八ヶ峰はその名の通り、山頂から望めば、能登・加賀・越前・近江・丹波・丹後・山城・但馬(別説‥越前・近江・丹波・丹後・山城・河内・摂津・若狭)の八ヶ国が見えるということから名付けられたようだ。
この八ヶ峰に続く尾根を越えて、古くから街道が続いていた。その1つ知井坂は、昭和初期までは行き交う人も多く、栄えていた。現に、明治34年、京都陸軍の輜重(大砲や武器弾薬・食料・衣料等の運搬監視部隊)が演習のため、大砲を馬に引かせて越えたとされている。演習をする部隊なので、何台もの荷車と兵隊100人は下らなかったであろう。また、昔弘法大師が知井坂を京都側から越えられた時、喉を潤わせるようにと杖をついて水を湧かされたとの言い伝えがあり、今も峠近くには45×60×30pの石をくりぬいて作られた手水桶が置かれている。

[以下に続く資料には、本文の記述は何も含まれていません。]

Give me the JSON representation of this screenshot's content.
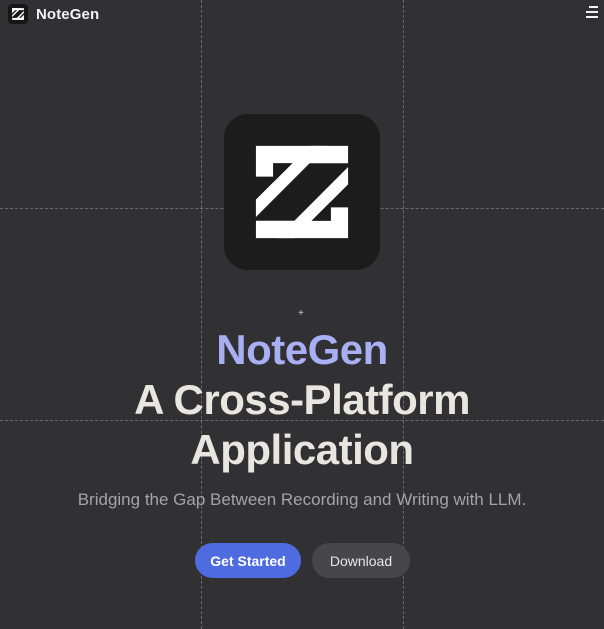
{
  "header": {
    "brand_name": "NoteGen",
    "logo_icon": "notegen-logo-icon",
    "menu_icon": "hamburger-menu-icon"
  },
  "hero": {
    "logo_icon": "notegen-logo-icon",
    "title_brand": "NoteGen",
    "title_line_1": "A Cross-Platform",
    "title_line_2": "Application",
    "subtitle": "Bridging the Gap Between Recording and Writing with LLM.",
    "marker": "+"
  },
  "actions": {
    "primary_label": "Get Started",
    "secondary_label": "Download"
  },
  "colors": {
    "background": "#313033",
    "brand_accent": "#a9aff3",
    "primary_button": "#4f6be0",
    "secondary_button": "#47464b"
  }
}
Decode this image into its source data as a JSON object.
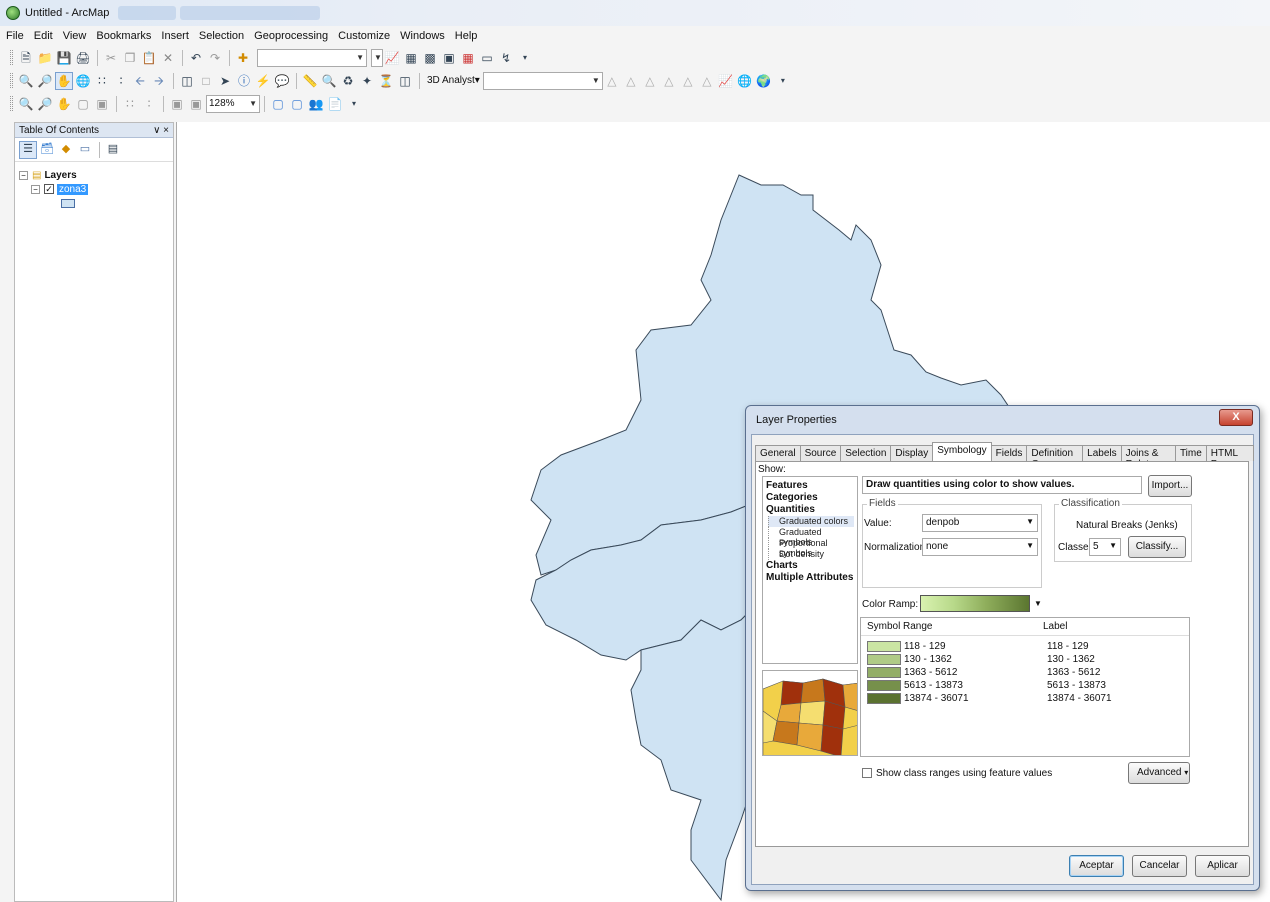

この知井坂は、血坂ともいわれる。古文書(『若狭郡懸誌』)には、「この山は、下中郡堂本村の南にあって、高く険しい、誠に難儀な坂道である。婦人や少女がその坂を越える時は、苦しさに耐え切れず泣き出し、普通の人でも必ず涙を落とすほどだ。これを紅涙、または血涙というが、このような難儀な坂道なので血坂というようになった。」(本文‥在下名中郡堂本村の南、斬山高嶮実艱難ノ坂。夫人少女越此坂時、不堪苦而落涙、凡人至苦則必落涙、是請紅涙又請血涙、今略血涙ノ涙而称血坂云)とあり、血の涙を流さねばならぬ程の苦労をしなければ通れなかったという。
もう一説は、鎌倉時代、時の幕府の重臣、朝比奈三郎率いる朝比奈軍と、これを討とうとする北条軍の戦いが知井坂を下った八原で起こり、北条軍は朝比奈軍を知井坂へ追い詰めたが、両群の死者はおびただしく、流れた血は坂を染め、若狭側の谷も染めたという説である。その若狭側の谷が染ヶ谷である。


染ヶ谷近辺


ひとくちメモ
名田庄村から小浜市にかけての南川流域約10ヶ所で、8月24日(一部、16日または23日)の夜、「松あげ」が行われる。高い柱の上にモジといわれる漏斗状の籠をつけ、これに松明を投げ入れて燃やす壮観な行事で、愛宕神社に火を捧げて火防を祈る信仰神事である。